After our short visit to GilgelBelez we moved on to visit Gublak, a mission founded five years ago. Before the Triduum we saw the daily work of the missionaries. They celebrate Mass in the morning and then each one goes about his work. The main job is visiting villages to teach the people about Christ and our faith. We went to some villages together with them. The first thing they do when they arrive in a village is to greet people. Only after the greetings can the meeting begin. The people pray and sing and, then the fathers, the sisters or the catechists give them some instruction. Some of the people are already baptized while others are still catechumens. The catechists act as translators from Amharic into the Gumuz language. There are very few texts in this language and the missionaries speak only Amharic. During a meeting with the women, Adela and Tobiasz gave them testimony about family life. They had prepared it for some days with their Amharic teacher and it was their first speech in Amharic (after a three-month course!). Congratulations to them!
Then we started the Triduum. I went with Father Isayas to bring the catechumens to our compound on Thursday. Starting from the furthest village we brought some of them on the pick-up car. The catechumens who live close to the mission came on foot to the church in the evening. On Holy Thursday evening, I went with Fr. Isayas to a chapel where we celebrated the Last Supper Mass. There were around 50 people (most of them children or teenagers). During his homily the father described what happened at the Last Supper and explained, about the institution of the Eucharist. Then he washed feet of twelve chosen young people. After the Mass, we had a time of adoration of the Blessed Sacrament. I must say that the youth behaved properly.
After that we took some of them to our compound where they joined the 130 young people already there. From Thursday till Sunday the youth stayed in the compound. They had prayer, teaching, and group work and participated in the main program: the Stations of the Cross, the Friday Liturgy, the Passover Liturgy and, the Sunday Easter Mass. I was very impressed by the people. They participated very actively. The catechists who are also young boys served all this time, from the morning until night. They did it with joy, without complaining. They translated, they organized the prayers, the services, the meals and, they kept order and discipline. During the Passover Liturgy 102 catechumens were baptized, on Sunday there was a group of 24 adults who also received baptism. Even if the Mass lasted so long, it was great to see the people who became Christians. It was something very meaningful in their lives. Some of them were really moved.

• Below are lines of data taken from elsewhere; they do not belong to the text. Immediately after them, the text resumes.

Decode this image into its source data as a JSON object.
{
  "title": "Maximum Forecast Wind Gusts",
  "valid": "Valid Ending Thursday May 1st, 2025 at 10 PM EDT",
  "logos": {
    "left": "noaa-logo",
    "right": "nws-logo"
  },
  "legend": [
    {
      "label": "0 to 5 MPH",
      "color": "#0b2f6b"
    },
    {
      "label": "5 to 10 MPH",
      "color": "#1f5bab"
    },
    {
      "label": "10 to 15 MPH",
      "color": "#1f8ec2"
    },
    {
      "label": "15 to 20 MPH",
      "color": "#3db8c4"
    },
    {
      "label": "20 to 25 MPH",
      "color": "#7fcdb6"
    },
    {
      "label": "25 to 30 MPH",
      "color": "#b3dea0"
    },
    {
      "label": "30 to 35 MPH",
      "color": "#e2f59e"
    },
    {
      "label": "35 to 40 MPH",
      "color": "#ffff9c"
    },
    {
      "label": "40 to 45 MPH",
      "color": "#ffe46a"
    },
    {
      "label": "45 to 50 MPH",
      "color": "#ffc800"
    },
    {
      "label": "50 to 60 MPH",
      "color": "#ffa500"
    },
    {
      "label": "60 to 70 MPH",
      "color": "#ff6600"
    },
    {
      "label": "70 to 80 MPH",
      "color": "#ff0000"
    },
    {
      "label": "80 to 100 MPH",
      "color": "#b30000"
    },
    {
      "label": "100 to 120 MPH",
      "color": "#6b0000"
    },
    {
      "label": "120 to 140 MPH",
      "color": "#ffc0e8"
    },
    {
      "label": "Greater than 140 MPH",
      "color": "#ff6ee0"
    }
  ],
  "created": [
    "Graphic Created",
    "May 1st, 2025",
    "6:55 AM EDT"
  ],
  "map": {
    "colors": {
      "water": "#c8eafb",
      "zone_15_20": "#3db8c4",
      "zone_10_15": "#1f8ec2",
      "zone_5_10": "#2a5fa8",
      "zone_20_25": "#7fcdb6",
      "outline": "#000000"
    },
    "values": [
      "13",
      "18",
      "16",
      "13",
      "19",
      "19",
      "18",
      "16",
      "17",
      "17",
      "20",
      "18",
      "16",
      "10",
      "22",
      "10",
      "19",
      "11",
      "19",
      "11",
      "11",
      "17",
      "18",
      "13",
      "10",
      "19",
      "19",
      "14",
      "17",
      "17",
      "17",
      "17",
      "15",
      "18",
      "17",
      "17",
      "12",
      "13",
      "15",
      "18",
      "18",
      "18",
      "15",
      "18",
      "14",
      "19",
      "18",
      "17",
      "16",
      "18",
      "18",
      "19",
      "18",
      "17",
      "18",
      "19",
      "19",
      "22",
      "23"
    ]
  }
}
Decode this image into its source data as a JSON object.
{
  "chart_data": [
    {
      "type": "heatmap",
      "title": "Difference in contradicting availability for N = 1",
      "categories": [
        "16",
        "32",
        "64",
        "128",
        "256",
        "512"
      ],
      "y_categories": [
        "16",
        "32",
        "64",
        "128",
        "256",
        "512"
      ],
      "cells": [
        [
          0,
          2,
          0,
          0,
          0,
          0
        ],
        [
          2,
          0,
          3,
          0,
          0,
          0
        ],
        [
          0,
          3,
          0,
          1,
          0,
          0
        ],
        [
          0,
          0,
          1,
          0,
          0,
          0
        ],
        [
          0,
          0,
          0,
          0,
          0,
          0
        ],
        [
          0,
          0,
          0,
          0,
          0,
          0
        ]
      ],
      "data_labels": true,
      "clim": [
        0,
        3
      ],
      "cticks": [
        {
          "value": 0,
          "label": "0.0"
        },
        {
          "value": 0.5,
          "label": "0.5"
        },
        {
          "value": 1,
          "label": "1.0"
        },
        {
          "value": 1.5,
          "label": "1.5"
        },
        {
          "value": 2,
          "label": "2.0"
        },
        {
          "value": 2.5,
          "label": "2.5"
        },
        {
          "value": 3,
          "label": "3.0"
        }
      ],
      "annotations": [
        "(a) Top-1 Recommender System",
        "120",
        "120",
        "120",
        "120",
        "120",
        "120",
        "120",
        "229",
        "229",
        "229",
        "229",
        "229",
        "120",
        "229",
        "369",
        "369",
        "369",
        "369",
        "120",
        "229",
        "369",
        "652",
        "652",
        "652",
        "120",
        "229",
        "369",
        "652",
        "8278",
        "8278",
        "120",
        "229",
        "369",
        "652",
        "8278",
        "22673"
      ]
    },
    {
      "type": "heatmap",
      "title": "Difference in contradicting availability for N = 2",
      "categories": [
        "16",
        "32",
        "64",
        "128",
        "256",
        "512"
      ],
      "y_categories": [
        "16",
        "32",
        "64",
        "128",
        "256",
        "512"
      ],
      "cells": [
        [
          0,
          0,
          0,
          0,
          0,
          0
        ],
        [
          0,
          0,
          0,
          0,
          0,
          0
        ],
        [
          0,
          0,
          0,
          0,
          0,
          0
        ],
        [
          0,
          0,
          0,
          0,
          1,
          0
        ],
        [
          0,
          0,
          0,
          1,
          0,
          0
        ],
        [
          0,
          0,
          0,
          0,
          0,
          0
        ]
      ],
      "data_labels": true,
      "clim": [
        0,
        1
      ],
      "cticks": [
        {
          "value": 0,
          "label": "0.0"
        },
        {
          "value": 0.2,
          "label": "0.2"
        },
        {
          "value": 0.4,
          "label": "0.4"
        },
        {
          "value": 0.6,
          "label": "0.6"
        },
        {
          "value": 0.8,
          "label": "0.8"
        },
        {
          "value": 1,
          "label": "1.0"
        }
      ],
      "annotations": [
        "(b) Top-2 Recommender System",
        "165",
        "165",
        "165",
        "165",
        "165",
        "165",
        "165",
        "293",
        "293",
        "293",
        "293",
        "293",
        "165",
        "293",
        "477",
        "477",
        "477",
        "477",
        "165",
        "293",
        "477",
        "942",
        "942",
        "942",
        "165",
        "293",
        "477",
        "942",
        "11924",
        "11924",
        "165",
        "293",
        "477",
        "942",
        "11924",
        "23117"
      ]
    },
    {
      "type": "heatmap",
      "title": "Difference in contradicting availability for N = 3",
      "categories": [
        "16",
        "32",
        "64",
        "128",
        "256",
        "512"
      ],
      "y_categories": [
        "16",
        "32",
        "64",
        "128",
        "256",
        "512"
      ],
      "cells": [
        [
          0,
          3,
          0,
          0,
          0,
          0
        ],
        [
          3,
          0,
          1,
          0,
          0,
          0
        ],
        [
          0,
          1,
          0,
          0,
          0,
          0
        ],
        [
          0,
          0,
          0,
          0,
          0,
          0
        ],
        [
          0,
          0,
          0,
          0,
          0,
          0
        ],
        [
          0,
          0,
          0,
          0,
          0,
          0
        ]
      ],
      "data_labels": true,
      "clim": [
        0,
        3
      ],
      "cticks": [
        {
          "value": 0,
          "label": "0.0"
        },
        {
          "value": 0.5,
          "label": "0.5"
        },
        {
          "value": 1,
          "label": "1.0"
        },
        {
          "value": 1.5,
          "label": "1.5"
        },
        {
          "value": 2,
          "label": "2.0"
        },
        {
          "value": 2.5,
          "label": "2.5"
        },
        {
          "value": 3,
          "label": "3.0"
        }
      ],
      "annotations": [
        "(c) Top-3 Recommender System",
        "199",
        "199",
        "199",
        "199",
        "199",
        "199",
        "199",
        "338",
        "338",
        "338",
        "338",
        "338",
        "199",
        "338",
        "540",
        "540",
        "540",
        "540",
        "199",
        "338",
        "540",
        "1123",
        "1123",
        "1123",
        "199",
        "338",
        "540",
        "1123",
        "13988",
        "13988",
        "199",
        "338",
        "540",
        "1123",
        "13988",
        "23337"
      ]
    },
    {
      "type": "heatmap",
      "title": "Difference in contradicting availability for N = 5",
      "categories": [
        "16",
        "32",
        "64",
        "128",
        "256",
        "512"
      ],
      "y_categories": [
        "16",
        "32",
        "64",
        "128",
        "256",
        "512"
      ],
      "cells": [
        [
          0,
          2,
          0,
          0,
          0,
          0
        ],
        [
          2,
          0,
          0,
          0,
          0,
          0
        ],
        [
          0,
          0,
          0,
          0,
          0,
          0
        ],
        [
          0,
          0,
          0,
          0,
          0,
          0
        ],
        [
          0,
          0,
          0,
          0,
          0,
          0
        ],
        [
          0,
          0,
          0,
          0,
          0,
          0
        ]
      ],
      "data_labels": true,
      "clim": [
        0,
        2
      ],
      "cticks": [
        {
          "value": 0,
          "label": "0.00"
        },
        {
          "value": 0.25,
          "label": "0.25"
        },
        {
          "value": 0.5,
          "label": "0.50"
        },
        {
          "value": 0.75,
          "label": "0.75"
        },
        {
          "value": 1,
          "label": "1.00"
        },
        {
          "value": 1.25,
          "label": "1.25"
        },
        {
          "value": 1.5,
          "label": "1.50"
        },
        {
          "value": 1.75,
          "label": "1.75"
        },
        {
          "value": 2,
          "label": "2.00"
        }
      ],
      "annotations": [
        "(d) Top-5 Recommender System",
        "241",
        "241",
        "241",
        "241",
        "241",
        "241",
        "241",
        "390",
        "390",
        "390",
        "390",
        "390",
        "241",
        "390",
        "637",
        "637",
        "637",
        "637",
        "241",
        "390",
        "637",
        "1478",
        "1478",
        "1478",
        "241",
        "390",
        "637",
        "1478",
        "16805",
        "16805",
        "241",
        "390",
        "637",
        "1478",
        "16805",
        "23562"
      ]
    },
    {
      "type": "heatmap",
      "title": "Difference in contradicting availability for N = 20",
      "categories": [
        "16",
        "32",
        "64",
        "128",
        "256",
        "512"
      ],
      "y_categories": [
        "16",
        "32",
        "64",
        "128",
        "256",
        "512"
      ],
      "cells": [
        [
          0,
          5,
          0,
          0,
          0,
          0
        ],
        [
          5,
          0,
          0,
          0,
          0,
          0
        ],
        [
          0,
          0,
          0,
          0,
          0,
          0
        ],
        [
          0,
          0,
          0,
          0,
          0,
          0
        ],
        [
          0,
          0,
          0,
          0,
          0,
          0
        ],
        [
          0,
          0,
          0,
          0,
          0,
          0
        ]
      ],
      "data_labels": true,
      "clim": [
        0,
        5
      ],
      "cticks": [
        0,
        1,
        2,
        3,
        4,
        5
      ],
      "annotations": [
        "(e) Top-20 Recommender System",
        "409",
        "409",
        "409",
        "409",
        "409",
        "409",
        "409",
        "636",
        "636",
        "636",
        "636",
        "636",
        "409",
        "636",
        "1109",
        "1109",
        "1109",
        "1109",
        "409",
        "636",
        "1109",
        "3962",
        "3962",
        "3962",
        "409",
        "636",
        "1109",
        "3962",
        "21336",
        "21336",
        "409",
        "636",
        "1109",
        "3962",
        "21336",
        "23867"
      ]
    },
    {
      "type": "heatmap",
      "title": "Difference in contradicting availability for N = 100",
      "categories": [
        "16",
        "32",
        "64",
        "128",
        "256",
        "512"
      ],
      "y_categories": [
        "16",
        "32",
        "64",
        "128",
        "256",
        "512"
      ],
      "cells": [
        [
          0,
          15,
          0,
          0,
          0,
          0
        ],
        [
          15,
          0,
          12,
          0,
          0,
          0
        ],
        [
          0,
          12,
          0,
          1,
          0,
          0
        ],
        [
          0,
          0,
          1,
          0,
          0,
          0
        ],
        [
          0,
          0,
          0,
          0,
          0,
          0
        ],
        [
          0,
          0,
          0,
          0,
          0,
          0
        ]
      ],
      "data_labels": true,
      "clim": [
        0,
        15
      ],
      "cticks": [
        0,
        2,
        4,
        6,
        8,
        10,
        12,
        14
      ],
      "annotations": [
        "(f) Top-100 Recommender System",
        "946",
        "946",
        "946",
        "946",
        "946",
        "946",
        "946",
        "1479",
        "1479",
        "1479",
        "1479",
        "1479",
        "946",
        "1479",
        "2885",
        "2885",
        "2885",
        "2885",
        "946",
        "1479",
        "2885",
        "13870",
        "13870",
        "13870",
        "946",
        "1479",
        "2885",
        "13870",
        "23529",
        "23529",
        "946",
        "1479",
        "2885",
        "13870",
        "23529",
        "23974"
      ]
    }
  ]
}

Most of the new Christians are very young, children or teenagers. Most of the adults who received the baptism were the mothers of the children who were baptized in past years. It is amazing how the Catholic Church is growing where there were no Christians at all just a few years ago. Many of those people don’t know how to read or write and do not know Amharic. Nevertheless, they listened to the missionaries and believed. Of course they still need Christian formation and that’s why the missionaries’ work is so important. Saint Daniel Comboni must be very happy to see the fruits of their work.